Prawdą jest to, że faktycznie padł pomysł budowy pomnika Lecha Kaczyńskiego. Padł on już ponad pół roku temu. W lipcu 2016 roku zawiązał się społeczny komitet do sprawy budowy pomnika. I faktem jest w tym przypadku, że w większości w komitecie tym znaleźli się działacze oraz politycy Prawa i Sprawiedliwości. Na jego czele stanął minister rolnictwa Krzysztof Jurgiel, zaś zastępcami są senator Jan Dobrzyński i poseł Dariusz Piontkowski.
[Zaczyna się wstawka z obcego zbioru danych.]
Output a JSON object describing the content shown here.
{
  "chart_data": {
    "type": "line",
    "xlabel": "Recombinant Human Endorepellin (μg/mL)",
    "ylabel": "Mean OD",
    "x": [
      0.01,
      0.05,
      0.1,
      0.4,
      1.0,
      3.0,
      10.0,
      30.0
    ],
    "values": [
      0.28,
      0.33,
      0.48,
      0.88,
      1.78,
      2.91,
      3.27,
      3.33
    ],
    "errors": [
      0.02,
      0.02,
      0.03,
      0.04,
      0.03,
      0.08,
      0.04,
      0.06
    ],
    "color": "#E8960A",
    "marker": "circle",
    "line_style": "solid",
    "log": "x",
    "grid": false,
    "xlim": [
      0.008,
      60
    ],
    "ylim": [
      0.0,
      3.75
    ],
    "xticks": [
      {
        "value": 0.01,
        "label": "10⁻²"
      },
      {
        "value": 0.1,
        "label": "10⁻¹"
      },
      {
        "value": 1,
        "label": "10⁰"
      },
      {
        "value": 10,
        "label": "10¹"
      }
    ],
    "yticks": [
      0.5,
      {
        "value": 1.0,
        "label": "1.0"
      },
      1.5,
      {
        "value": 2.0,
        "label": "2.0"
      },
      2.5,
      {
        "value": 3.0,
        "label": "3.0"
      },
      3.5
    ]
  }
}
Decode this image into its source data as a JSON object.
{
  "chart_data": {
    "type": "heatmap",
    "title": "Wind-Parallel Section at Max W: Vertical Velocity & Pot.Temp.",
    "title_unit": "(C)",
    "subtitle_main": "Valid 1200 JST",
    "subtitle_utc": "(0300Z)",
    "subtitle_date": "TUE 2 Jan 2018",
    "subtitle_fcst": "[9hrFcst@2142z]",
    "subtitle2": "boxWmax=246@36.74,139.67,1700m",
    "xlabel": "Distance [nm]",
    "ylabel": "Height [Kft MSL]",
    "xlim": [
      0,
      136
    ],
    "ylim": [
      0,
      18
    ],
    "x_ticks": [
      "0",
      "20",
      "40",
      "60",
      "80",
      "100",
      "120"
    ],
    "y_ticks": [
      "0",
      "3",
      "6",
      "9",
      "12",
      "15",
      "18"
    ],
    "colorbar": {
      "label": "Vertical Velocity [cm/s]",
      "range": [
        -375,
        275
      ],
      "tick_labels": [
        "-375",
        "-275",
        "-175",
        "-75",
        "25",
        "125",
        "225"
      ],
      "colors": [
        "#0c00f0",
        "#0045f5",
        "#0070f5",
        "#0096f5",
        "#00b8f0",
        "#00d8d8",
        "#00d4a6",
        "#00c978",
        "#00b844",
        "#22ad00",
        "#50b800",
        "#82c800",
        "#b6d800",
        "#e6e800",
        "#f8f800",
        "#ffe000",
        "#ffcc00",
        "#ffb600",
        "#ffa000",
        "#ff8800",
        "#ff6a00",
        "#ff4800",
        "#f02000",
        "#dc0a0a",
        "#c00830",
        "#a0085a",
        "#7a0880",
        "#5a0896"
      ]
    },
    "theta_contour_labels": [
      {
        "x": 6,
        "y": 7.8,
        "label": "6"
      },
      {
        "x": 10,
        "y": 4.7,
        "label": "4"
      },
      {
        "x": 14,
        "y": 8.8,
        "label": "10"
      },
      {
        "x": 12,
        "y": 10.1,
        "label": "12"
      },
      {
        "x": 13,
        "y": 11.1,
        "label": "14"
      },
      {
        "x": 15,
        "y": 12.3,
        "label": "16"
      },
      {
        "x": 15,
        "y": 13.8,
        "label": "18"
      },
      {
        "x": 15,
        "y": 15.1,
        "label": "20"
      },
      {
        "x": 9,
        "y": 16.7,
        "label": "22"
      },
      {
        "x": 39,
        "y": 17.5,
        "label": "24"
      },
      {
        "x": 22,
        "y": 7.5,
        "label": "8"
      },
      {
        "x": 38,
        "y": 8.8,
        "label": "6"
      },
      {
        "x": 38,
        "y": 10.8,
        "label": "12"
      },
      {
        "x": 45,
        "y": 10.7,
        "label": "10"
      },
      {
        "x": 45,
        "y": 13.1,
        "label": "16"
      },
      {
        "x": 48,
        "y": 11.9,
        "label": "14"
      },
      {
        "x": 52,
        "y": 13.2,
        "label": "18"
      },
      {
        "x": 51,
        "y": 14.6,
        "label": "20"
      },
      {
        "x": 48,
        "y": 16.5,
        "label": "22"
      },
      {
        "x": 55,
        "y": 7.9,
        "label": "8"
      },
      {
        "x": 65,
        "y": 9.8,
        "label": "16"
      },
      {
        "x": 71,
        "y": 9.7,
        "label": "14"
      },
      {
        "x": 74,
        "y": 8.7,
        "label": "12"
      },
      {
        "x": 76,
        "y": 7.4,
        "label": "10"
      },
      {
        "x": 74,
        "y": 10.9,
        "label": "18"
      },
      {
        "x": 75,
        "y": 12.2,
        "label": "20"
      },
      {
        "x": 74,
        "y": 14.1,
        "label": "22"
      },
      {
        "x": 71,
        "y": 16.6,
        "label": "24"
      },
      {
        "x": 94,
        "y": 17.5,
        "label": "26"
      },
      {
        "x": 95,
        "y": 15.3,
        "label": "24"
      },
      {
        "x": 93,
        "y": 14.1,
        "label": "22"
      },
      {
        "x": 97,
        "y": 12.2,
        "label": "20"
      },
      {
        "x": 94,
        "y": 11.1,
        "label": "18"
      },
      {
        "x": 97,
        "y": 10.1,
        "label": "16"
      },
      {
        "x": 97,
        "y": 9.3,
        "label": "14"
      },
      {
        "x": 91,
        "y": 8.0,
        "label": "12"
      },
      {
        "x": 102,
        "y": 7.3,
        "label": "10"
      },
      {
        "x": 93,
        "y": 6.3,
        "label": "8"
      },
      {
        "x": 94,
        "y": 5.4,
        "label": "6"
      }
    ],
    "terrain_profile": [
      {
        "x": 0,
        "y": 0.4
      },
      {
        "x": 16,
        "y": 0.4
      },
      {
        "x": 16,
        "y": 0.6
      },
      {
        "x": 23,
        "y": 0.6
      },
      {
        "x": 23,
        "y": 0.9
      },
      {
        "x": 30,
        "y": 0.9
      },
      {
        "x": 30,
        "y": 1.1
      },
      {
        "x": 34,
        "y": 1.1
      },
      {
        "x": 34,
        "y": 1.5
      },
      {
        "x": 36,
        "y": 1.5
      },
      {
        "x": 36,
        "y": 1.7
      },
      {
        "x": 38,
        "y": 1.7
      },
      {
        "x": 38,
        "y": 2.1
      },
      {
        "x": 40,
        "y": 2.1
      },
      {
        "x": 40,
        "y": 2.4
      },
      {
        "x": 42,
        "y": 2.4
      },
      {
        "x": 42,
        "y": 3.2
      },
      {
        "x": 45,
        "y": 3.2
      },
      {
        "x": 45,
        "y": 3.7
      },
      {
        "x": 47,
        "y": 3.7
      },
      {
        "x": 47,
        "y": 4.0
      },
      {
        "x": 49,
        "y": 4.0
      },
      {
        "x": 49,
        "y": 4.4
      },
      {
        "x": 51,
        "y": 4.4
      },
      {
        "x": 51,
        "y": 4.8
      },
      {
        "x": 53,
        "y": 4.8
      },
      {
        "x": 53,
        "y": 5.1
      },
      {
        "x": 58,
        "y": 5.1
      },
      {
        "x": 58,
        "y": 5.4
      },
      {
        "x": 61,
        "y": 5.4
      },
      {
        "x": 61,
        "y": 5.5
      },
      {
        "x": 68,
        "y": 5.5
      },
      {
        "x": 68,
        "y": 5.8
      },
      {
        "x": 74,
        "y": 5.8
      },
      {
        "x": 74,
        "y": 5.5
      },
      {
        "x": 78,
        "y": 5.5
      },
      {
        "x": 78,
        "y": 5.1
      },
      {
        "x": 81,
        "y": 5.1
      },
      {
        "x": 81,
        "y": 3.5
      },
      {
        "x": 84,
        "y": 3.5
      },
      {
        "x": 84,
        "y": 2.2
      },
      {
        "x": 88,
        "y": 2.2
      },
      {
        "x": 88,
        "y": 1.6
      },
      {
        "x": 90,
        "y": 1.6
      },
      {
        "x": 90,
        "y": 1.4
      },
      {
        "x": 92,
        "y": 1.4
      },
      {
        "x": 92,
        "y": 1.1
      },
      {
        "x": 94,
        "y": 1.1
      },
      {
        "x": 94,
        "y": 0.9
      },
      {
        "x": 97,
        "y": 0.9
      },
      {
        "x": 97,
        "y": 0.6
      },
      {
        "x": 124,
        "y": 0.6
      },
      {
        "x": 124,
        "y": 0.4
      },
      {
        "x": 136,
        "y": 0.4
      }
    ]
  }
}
To jednak nie wszyscy. W komitecie znalazły się różne osoby, nie związane z partią polityczną. To urzędnicy, prawnicy, działacze społeczni, nauczyciele i inni. Dołączyli do komitetu, ponieważ uważają, że pomnik Lecha Kaczyńskiego w Białymstoku powinien stanąć. Twierdzą, że zmarły Prezydent Rzeczypospolitej Polskiej, to patriota, który całym swym życiem i służbą Ojczyźnie udowodnił, że dobro Polski było dla niego najwyższą wartością. Ale sama chęć budowy pomnika, to jedno, zaś możliwości jego budowy, to coś zupełnie innego. Na najbliższej sesji Rady Miasta ma być przegłosowana lokalizacja. Radni w głosowaniu wskażą potencjalne miejsce na pomnik i na tym skończy się ich rola.

Jak dotąd mowa jest wyłącznie o jednym miejscu, to plac Romana Dmowskiego pod kościołem św. Rocha. Z tym, że wskazanie lokalizacji nie znaczy jeszcze zgody na budowę pomnika. Ma on być zbudowany ze składek społecznych i tu tkwi największy problem. Nie wiadomo czy uda się zebrać pieniądze. O tę samą lokalizację walczyli różni działacze środowisk narodowych, bo chcieli uhonorować pomnikiem Romana Dmowskiego. I choć zbiórka trwa od kilku lat, pieniędzy w odpowiedniej ilości wciąż nie udało się zebrać.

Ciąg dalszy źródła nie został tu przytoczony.